Wu Liang Ye: Made from industrial wastes?
On Saturday night, my sister had a birthday party. She made sushi, since she is the sushi queen. She asked people to bring, you know, Japanese beers and sake and stuff. One friend brought a bottle of Chinese liquor called Wu Liang Ye.
It quickly became an initiation rite for each new person who arrived at the party: “You have to drink a shot of this. No, you have to. You can’t sit down and eat sushi until you do.”
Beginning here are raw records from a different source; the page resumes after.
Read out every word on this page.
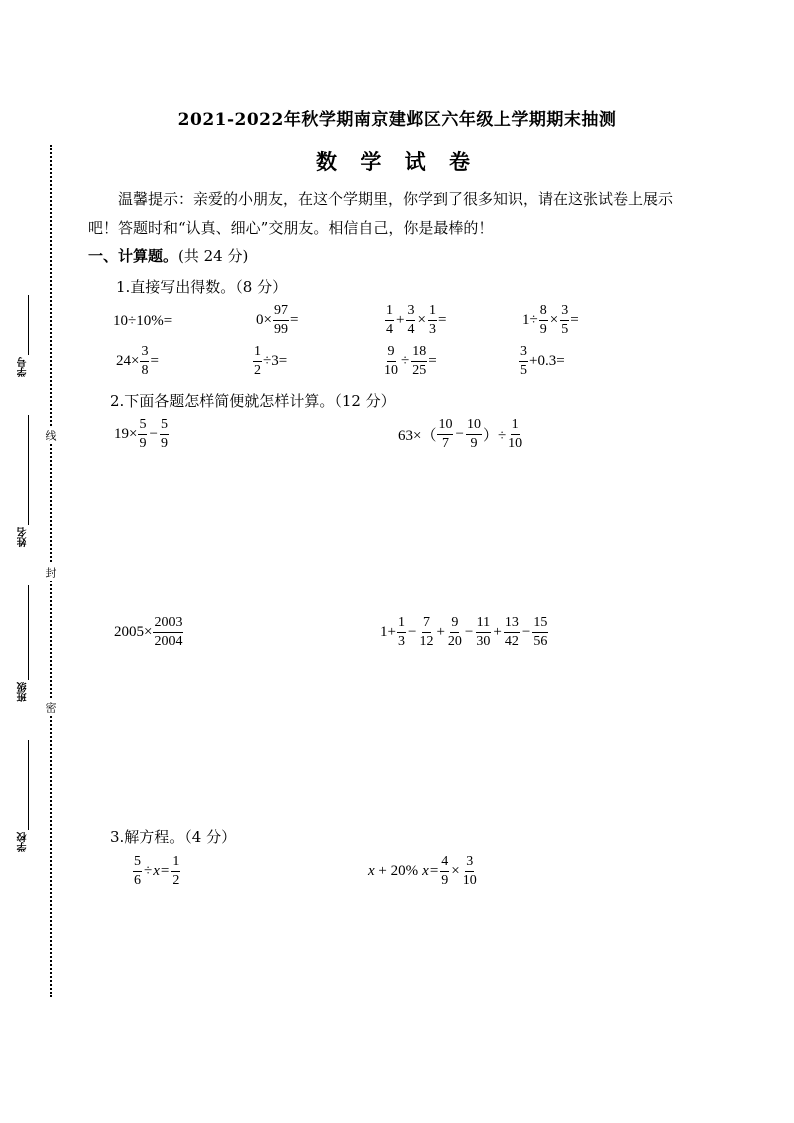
线
封
密
学号
姓名
班级
学校
2021-2022年秋学期南京建邺区六年级上学期期末抽测
数 学 试 卷
温馨提示：亲爱的小朋友，在这个学期里，你学到了很多知识，请在这张试卷上展示
吧！答题时和“认真、细心”交朋友。相信自己，你是最棒的！
一、计算题。(共 24 分)
1.直接写出得数。（8 分）
10÷10%=	$0\times \frac{97}{99}$ =	$\frac{1}{4} + \frac{3}{4} \times \frac{1}{3}$ =	$1\div \frac{8}{9} \times \frac{3}{5}$ =
$24\times \frac{3}{8}$ =	$\frac{1}{2} \div 3=$	$\frac{9}{10} \div \frac{18}{25}$ =	$\frac{3}{5} +0.3=$
2.下面各题怎样简便就怎样计算。（12 分）
$19\times \frac{5}{9} - \frac{5}{9}$	$63\times( \frac{10}{7} - \frac{10}{9}$ ）÷ $\frac{1}{10}$
$2005\times \frac{2003}{2004}$	$1+ \frac{1}{3} - \frac{7}{12} + \frac{9}{20} - \frac{11}{30} + \frac{13}{42} - \frac{15}{56}$
3.解方程。（4 分）
$\frac{5}{6} \div x = \frac{1}{2}$	x + 20% $x = \frac{4}{9} \times \frac{3}{10}$
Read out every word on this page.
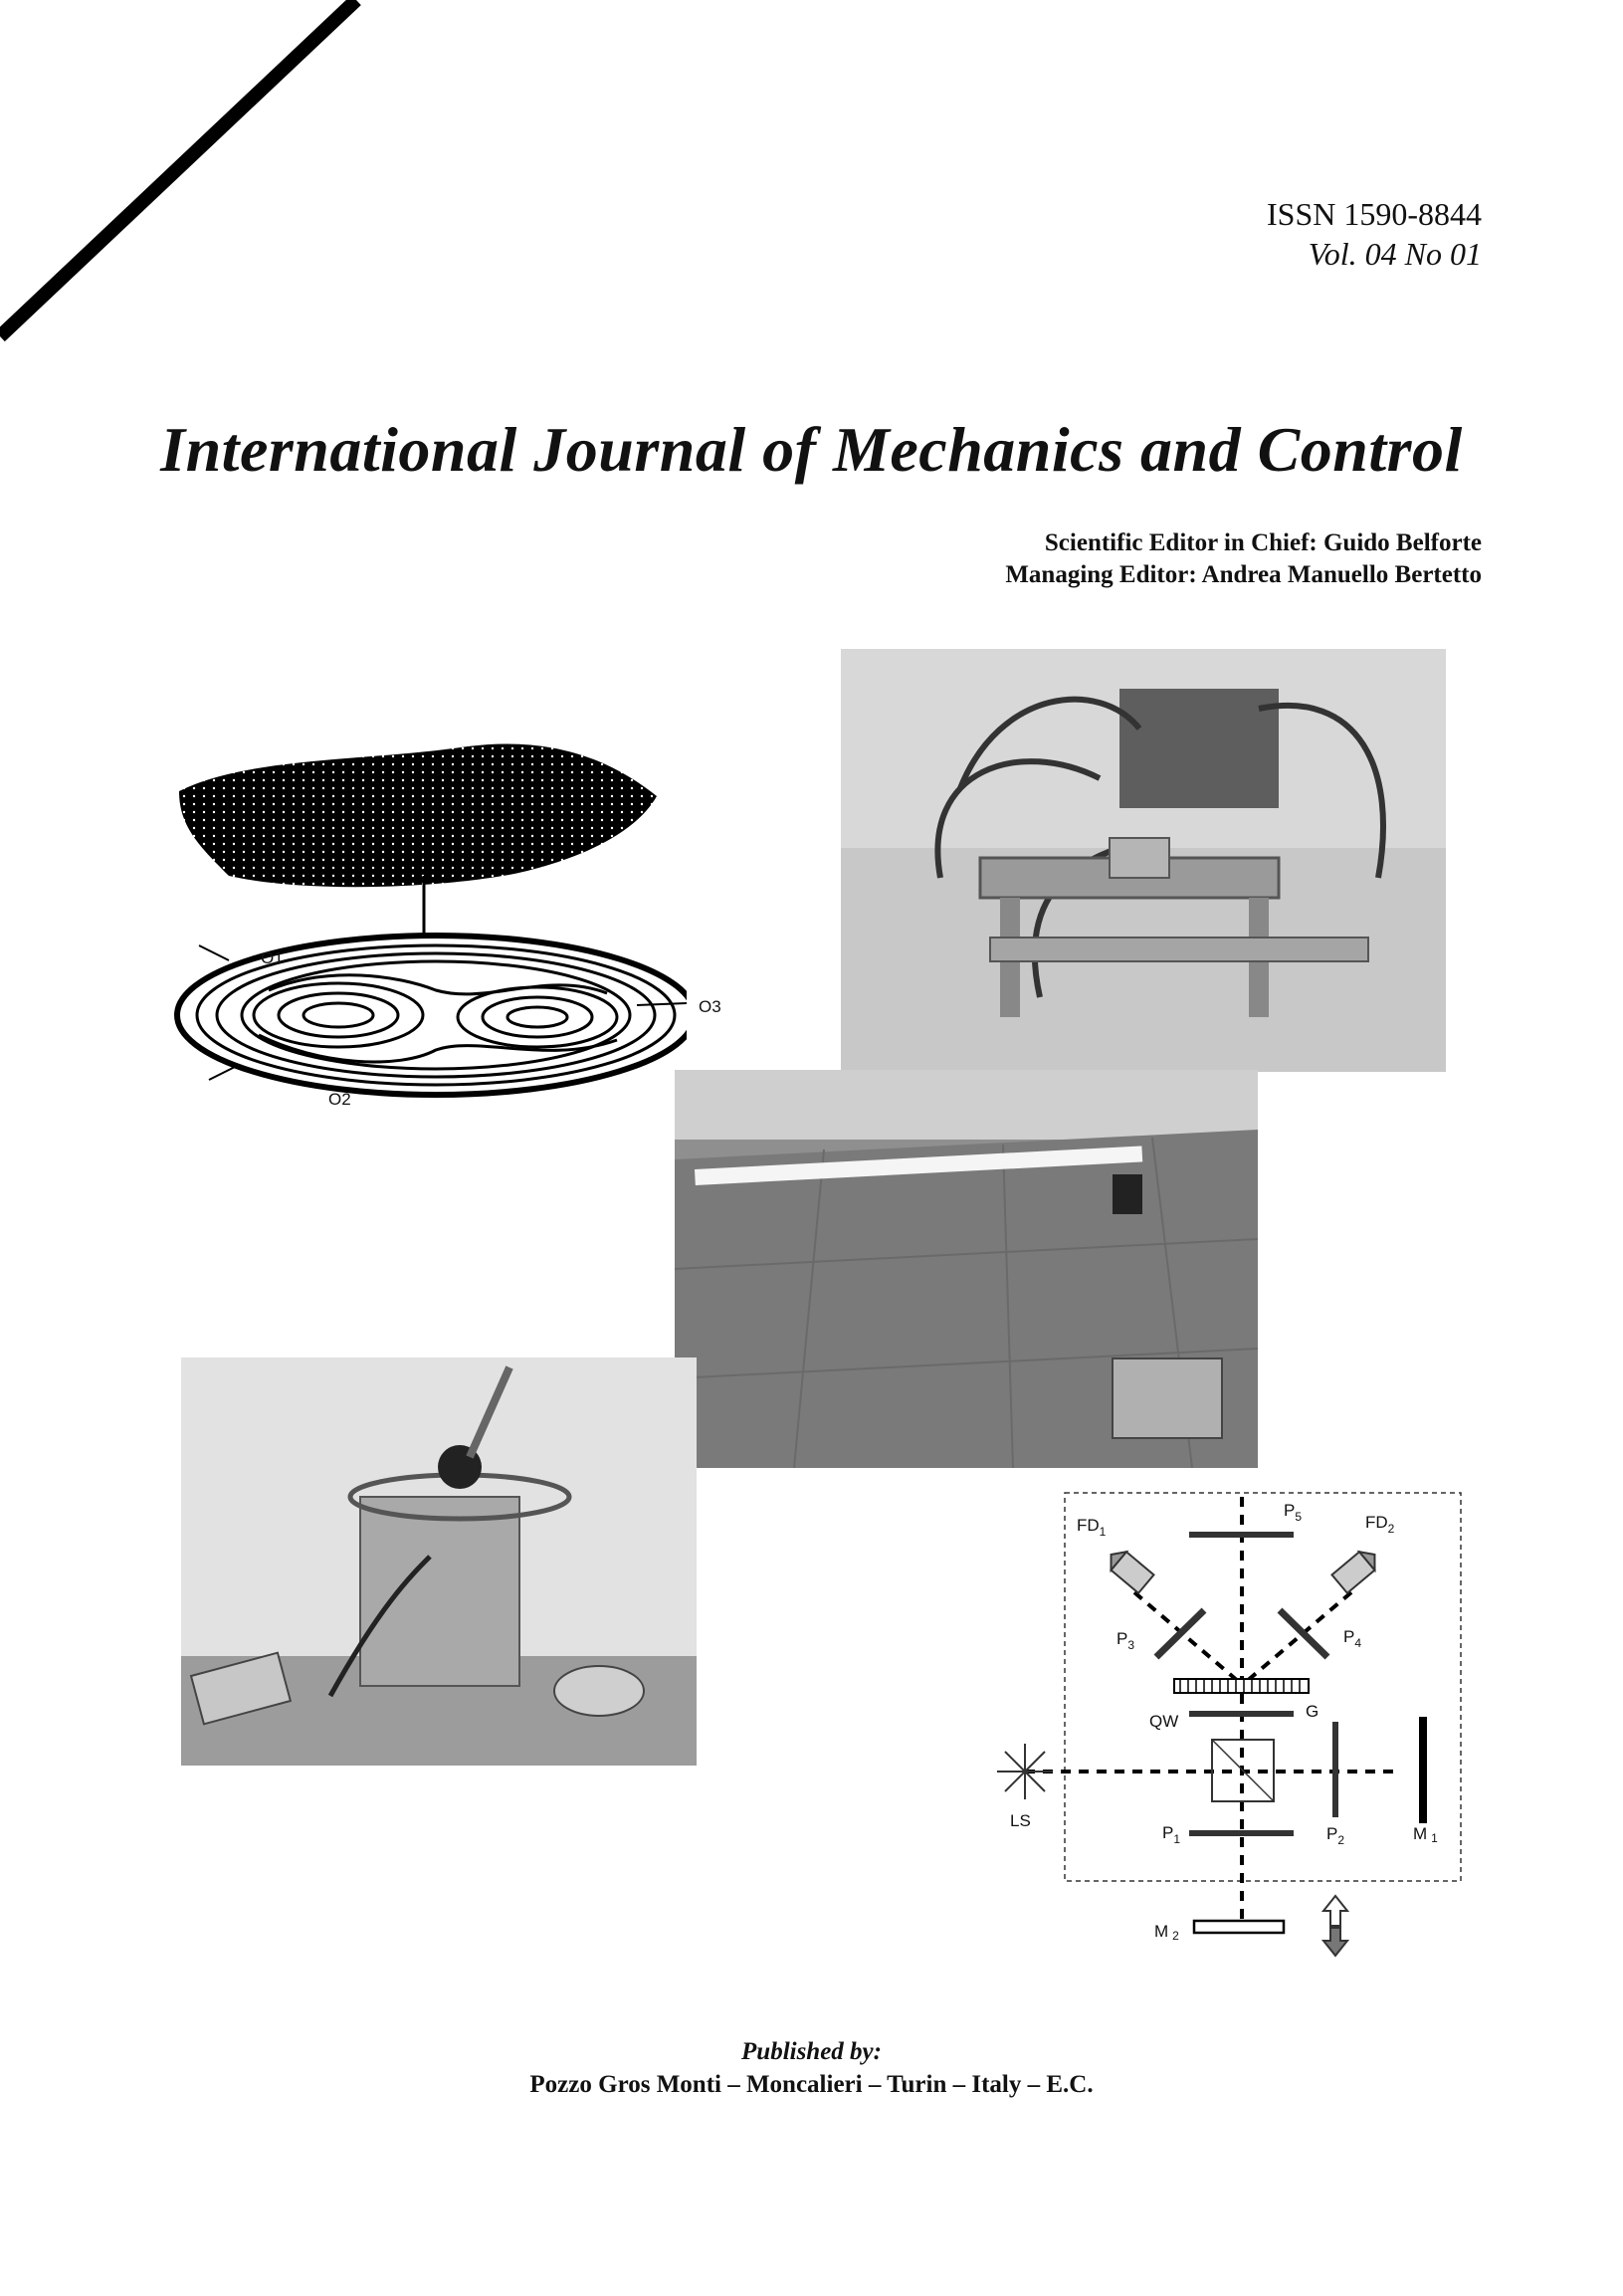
ISSN 1590-8844
Vol. 04 No 01
International Journal of Mechanics and Control
Scientific Editor in Chief: Guido Belforte
Managing Editor: Andrea Manuello Bertetto
O1
O2
O3
$FD_1$	$FD_2$
$P_5$
$P_3$	$P_4$
G
QW
LS
$P_1$	$P_2$	M 1
M 2
Published by:
Pozzo Gros Monti – Moncalieri – Turin – Italy – E.C.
When I drank my first shot, my entire system shut down for about one-quarter of one-quarter of a second. (That’s a sixteenth of a second, right, Gary?) Then my synapses started firing again, only they weren’t aiming very well, and they mostly missed their targets. Then my tongue started weeping. I mean, copiously weeping. It felt like I’d jammed it inside an old, fermented salty prune, and left it there for a thousand days before pickling it in horse pee. My nose followed. Much clear, thin mucus exited my head via eyes, nose and mouth.
When I could see again, everything looked a little brighter. There were cute little six-pointed stars spinning like pinwheels across the galaxy of my vision. “You know,” I said, “I think that must be the kind of stuff that’s better with the second shot.” So I had another.
This time my synapses were more like machine guns in the hands of eight-year-old guerrilla fighters. They fired anywhere and everywhere at once. No one and nothing was spared. My tongue wept rivers. My eyes squeezed shut, and some distant, still-conscious part of my brain asked, “Why?”
The third and fourth shots were worse and worse still.
I dissed the Wu Liang Ye roundly, soundly and vocally, many times. The young woman who had brought it was very nice and mild about my Chinese-liquor-induced foul cursing.
Now, after a quick Google search — I was wondering which industrial wastes comprised the liquor’s ingredients, so I could visit the nearest toxic waste facility and make my own Chinese moonshine — I realize it was the foot in my mouth that tasted so bad. Cuz it couldn’t have been the liquor.
Turns out Wu Liang Ye is expensive, award-winning and highly prized.
Huh.
I think my initial hypothesis, that it must be an acquired taste, was correct. It must just take more than four shots to acquire it. Maybe you really start to appreciate its quintessence only when you’ve imbibed so much that your mind slips into an alternate dimension and your taste buds begin to pick out the subtle nuances of flavoring from the heaven, the earth and the human parts that went into making it.